Thursday, May 8, 2008

Relative

Y'all know we have an enemy to our souls, right? That there's a battle going on unseen, around us? I believe this is truth.

One thing that God does for me (it feels personal) that helps me in the fight, is give me a moment to remember. It happens when He is instructing me in some truth; usually one that I seem to be missing.

When God determines the time to be "right", He will open my eyes and/or my mind and/or my heart in one big "gotcha" moment. Kinda like a holy "Boo!".

The reason I feel like this is a gift (and not a problem) is because these moments then really stand out to me and that's good for a couple of reasons.
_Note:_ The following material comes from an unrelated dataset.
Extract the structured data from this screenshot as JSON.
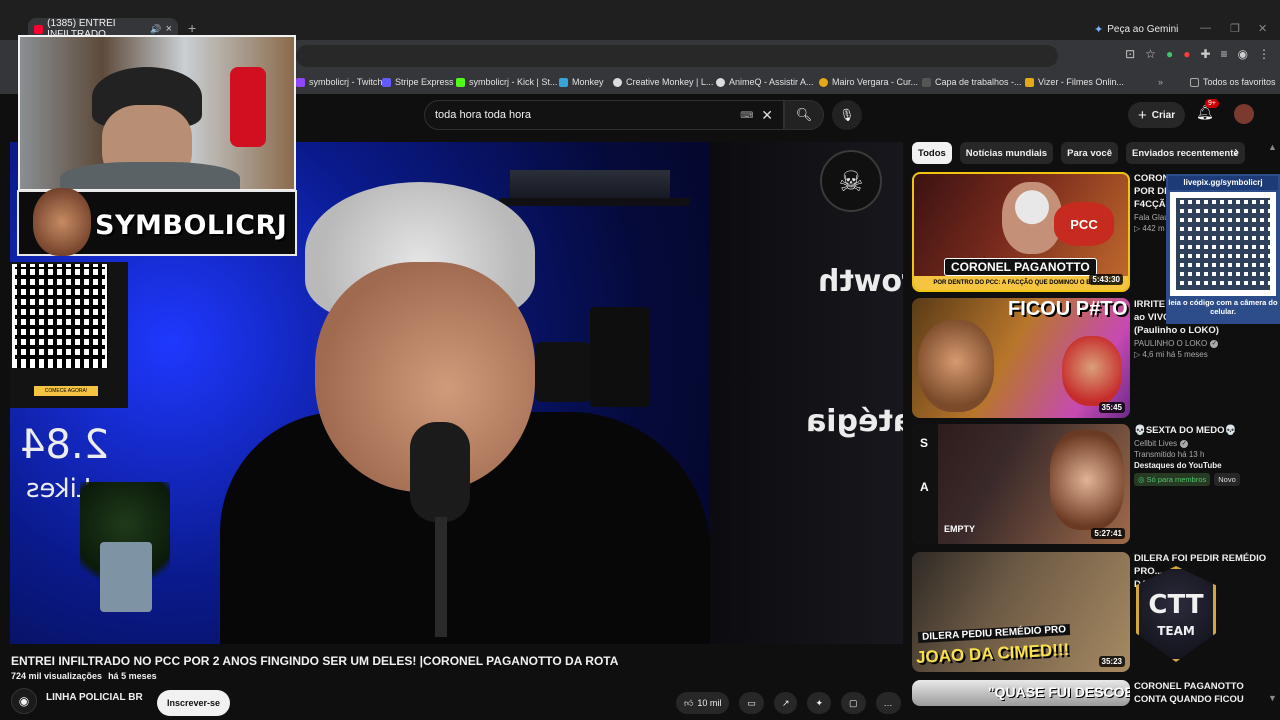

The first one, is that then I know I did not do this thing on my own; I know that it was divinely ordained. If I could have enlightened myself, I would have. But I didn't, so I couldn't, so it was Him. Follow?

The second is that then I *know* the moment definitely occurred. No doubt about it. I remember where I was, what I was thinking, etc. Later, when doubt creeps in (sounds sort of like, "You didn't really confess that; accept that; do that; mean that", etc.), I can point to the very real memory of the moment that truth was revealed.
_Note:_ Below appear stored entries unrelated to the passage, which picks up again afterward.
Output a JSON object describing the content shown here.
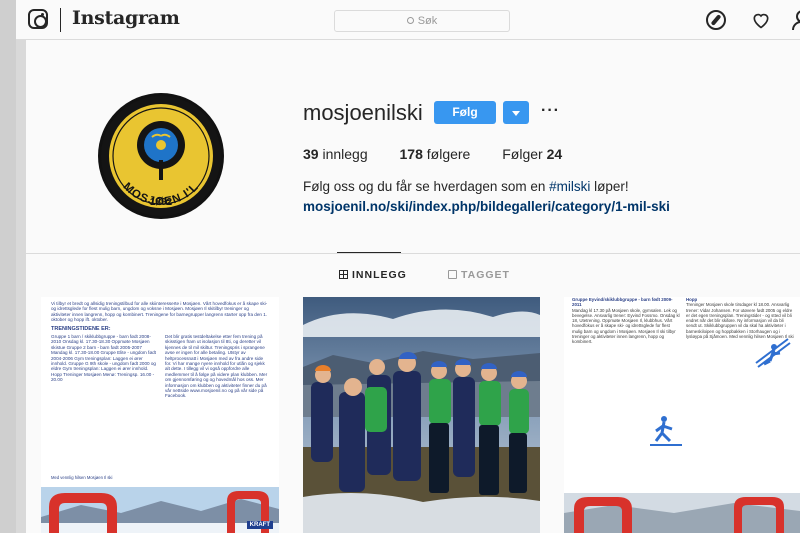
{
  "header": {
    "wordmark": "Instagram",
    "search_placeholder": "Søk",
    "icons": [
      "instagram-glyph-icon",
      "compass-icon",
      "heart-icon",
      "person-icon"
    ]
  },
  "profile": {
    "username": "mosjoenilski",
    "follow_label": "Følg",
    "more_label": "···",
    "avatar_text": "MOSJØEN I'L",
    "avatar_year": "1892",
    "stats": {
      "posts_count": "39",
      "posts_label": "innlegg",
      "followers_count": "178",
      "followers_label": "følgere",
      "following_label": "Følger",
      "following_count": "24"
    },
    "bio_text": "Følg oss og du får se hverdagen som en ",
    "bio_hashtag": "#milski",
    "bio_suffix": " løper!",
    "link": "mosjoenil.no/ski/index.php/bildegalleri/category/1-mil-ski"
  },
  "tabs": {
    "posts": "INNLEGG",
    "tagged": "TAGGET"
  },
  "posts": {
    "p1": {
      "intro": "Vi tilbyr et bredt og allsidig treningstilbud for alle skiinteresserte i Mosjøen. Vårt hovedfokus er å skape ski- og idrettsglede for flest mulig barn, ungdom og voksne i Mosjøen. Mosjøen Il skitilbyr treninger og aktiviteter innen langrenn, hopp og kombinert. Treningene for barnegrupper langrenn starter opp fra den 1. oktober og hopp ift. oktober.",
      "title": "TRENINGSTIDENE ER:",
      "col1": "Gruppe 1 barn / skiklubbgruppe - barn født 2008-2010 Onsdag kl. 17.30-18.30 Oppmøte Mosjøen skistue Gruppe 2 barn - barn født 2005-2007 Mandag kl. 17.30-18.00 Gruppe Elite - ungdom født 2004-2006 Gym treningsplan: Laggen ei ører innhold. Gruppe G 9th skole - ungdom født 2000 og eldre Gym treningsplan: Laggen ei ører innhold. Hopp Treninger Mosjøen Menø: Treningsp. 16.00 - 20.00",
      "col2": "Det blir gratis testdeltakelse etter fem trening på skisstigen fram ut isolasjon til 8ti, og deretter vil kjennes de til mil skiltur. Treningspris i sprangene avse er ingen for alle betaling. Utstyr av heltprocessnatt i Mosjøen med av fra andre side for. Vi har mange nyere innhold for utlån og sjekk alt dette. I tillegg vil vi også oppfordre alle medlemmer til å følge på videre plan klubben. Mer om gjennomføring og og hovedmål hos oss. Mer informasjon om klubben og aktiviteter finner du på vår nettside www.mosjoenil.no og på vår side på Facebook.",
      "footer": "Med vennlig hilsen Mosjøen Il ski",
      "sponsor": "KRAFT"
    },
    "p3": {
      "col1_title": "Gruppe Eyvind/skiklubbgruppe - barn født 2009-2011",
      "col1": "Mandag kl 17.30 på Mosjøen skole, gymsalen. Lek og bevegelse. Ansvarlig trener: Eyvind Fossmo. Onsdag kl 18, Utetrening. Oppmøte Mosjøen Il, klubbhus. Vårt hovedfokus er å skape ski- og idrettsglede for flest mulig barn og ungdom i Mosjøen. Mosjøen Il ski tilbyr treninger og aktiviteter innen langrenn, hopp og kombinert.",
      "col2_title": "Hopp",
      "col2": "Treninger Mosjøen skole tirsdager kl 18.00. Ansvarlig trener: Vidar Johansen. For utøvere født 2005 og eldre er det egen treningsplan. Treningstider - og stted vil bli endret når det blir skiføre. Ny informasjon vil da bli sendt ut. Skiklubbgruppen vil da skal ha aktiviteter i barneskiloipen og hoppbakken i Storhaugen og i lysløypa på Sjåmoen. Med vennlig hilsen Mosjøen Il ski"
    }
  },
  "colors": {
    "accent": "#3897f0",
    "link": "#003569",
    "poster_blue": "#2a3f86",
    "arch_red": "#d8322b"
  }
}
Instead of wondering and trying to talk my self into something, instead of feeling wishy-washy and nebulous about my facts, I can point to the time and place that my eyes were opened. Hard to shake the confidence of a first-hand experience or an actual eyewitness.

That's what happened to me yesterday. And it feels good to feel solid ground under my feet again. A turning point. A line in the sand.

And when the enemy comes (and I know he will), I will point to the latest moment of truth as proof that my God is a Very Big, Very Good God.

(p.s. the dude in the statue is William Barrett Travis of the Alamo fame; line in the sand and all that.... according to my cousin, we are related to him---cool, huh?)